1.Formulierung einer Nullhypothese und ihrer Alternativhypothese

2.Festlegen vom Signifikanzniveau

3.Wahl der geeigneten Teststatistik

4.Formulierung der Entscheidungsregel

5.Berechnung von Kennzahlen aus der Stichprobe, Treffen der Entscheidung

 

Internetnutzung und Geschlecht

Geschlecht
Internetnutzung Männlich Weiblich Gesamt (Zeile)
  selten 5 10 15
  häufig 10 5 15
Gesamt (Spalte) 15 15 n=30

Ausgehend von dieser Stichprobe:

Nutzen Männer wirklich das Internet häufiger als Frauen in der Bevölkerung?

 

Schritt 1:   Formulierung einer Nullhypothese und ihrer Alternativhypothese

H0:   Es gibt keinen Unterschied zwischen Männern und Frauen   im Hinblick auf die Häufigkeit der Internetnutzung.

INm=INf

H1:   Männer und Frauen zeigen unterschiedliches   Internetnutzungsverhalten.

INm≠INf

 

Nullhypothese (H0)  ist eine Behauptung des Status-Quo, dass es keinen Unterschied bzw. keinen Effekt gibt.

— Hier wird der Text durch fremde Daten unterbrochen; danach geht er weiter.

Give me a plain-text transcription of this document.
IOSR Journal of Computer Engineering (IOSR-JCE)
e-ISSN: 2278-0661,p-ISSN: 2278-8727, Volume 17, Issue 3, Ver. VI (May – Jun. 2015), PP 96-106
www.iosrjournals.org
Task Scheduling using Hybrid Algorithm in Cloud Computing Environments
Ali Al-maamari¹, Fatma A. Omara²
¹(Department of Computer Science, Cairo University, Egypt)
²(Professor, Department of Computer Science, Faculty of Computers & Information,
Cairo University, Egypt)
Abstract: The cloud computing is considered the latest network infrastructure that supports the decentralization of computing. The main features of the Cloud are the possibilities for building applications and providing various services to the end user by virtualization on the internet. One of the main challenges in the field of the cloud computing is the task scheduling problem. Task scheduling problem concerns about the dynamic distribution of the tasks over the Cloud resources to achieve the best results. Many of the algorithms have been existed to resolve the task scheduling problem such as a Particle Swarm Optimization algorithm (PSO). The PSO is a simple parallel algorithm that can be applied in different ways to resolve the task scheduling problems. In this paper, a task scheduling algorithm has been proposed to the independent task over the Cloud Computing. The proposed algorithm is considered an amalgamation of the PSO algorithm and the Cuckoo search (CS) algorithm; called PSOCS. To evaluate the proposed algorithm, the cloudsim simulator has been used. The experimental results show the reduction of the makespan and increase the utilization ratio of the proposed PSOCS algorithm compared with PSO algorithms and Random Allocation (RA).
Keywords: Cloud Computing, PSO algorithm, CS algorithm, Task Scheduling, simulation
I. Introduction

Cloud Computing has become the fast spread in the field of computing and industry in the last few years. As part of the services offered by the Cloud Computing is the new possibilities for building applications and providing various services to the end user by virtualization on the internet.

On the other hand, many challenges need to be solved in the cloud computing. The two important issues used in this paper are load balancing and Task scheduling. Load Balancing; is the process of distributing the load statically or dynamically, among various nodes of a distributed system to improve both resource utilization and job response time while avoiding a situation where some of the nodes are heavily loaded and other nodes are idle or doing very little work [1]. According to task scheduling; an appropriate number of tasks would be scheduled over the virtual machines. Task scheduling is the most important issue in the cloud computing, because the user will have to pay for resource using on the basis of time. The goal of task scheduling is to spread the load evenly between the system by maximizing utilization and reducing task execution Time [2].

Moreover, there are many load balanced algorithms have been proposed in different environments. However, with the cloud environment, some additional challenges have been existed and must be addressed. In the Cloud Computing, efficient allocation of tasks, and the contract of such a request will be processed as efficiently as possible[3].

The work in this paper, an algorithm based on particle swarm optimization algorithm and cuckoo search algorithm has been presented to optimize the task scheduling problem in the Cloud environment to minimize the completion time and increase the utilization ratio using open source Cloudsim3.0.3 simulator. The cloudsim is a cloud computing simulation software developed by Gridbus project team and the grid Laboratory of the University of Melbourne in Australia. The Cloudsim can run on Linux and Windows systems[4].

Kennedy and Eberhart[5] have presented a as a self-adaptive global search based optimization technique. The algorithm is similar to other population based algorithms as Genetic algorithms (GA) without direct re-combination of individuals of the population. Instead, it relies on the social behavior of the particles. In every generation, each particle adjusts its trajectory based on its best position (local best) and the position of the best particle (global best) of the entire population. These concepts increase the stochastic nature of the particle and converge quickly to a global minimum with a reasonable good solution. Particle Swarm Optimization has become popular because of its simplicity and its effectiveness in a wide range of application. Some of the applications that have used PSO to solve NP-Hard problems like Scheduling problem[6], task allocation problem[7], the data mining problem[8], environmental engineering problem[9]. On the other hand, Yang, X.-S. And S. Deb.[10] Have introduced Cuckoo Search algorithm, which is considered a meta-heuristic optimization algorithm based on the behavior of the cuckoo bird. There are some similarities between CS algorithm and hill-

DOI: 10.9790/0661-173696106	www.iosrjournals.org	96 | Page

Alternativhypothese (H1) behauptet das Gegenteil – dass es einen Unterschied bzw. einen Effekt gibt.

 

Schritt 2: Festlegen vom Signifikanzniveau

Nullhypothese (H0)
ist wahr
Nullhypothese (H0)
ist falsch
 

Nullhypothese zurückweisen

 

Fehler 1. Art
False positive

 

Richtige Entscheidung True positive

 

Nullhypothese NICHT zurückweisen

 

Richtige Entscheidung
True negative

 

Fehler 2. Art
False negative

Fehler 1. Art – α – Signifikanz

Fehler 2. Art –  β
(1-β) – Power

Signifikanz (α) – Wahrscheinlichkeit, dass eine wahre Nullhypothese zurückgewiesen wird.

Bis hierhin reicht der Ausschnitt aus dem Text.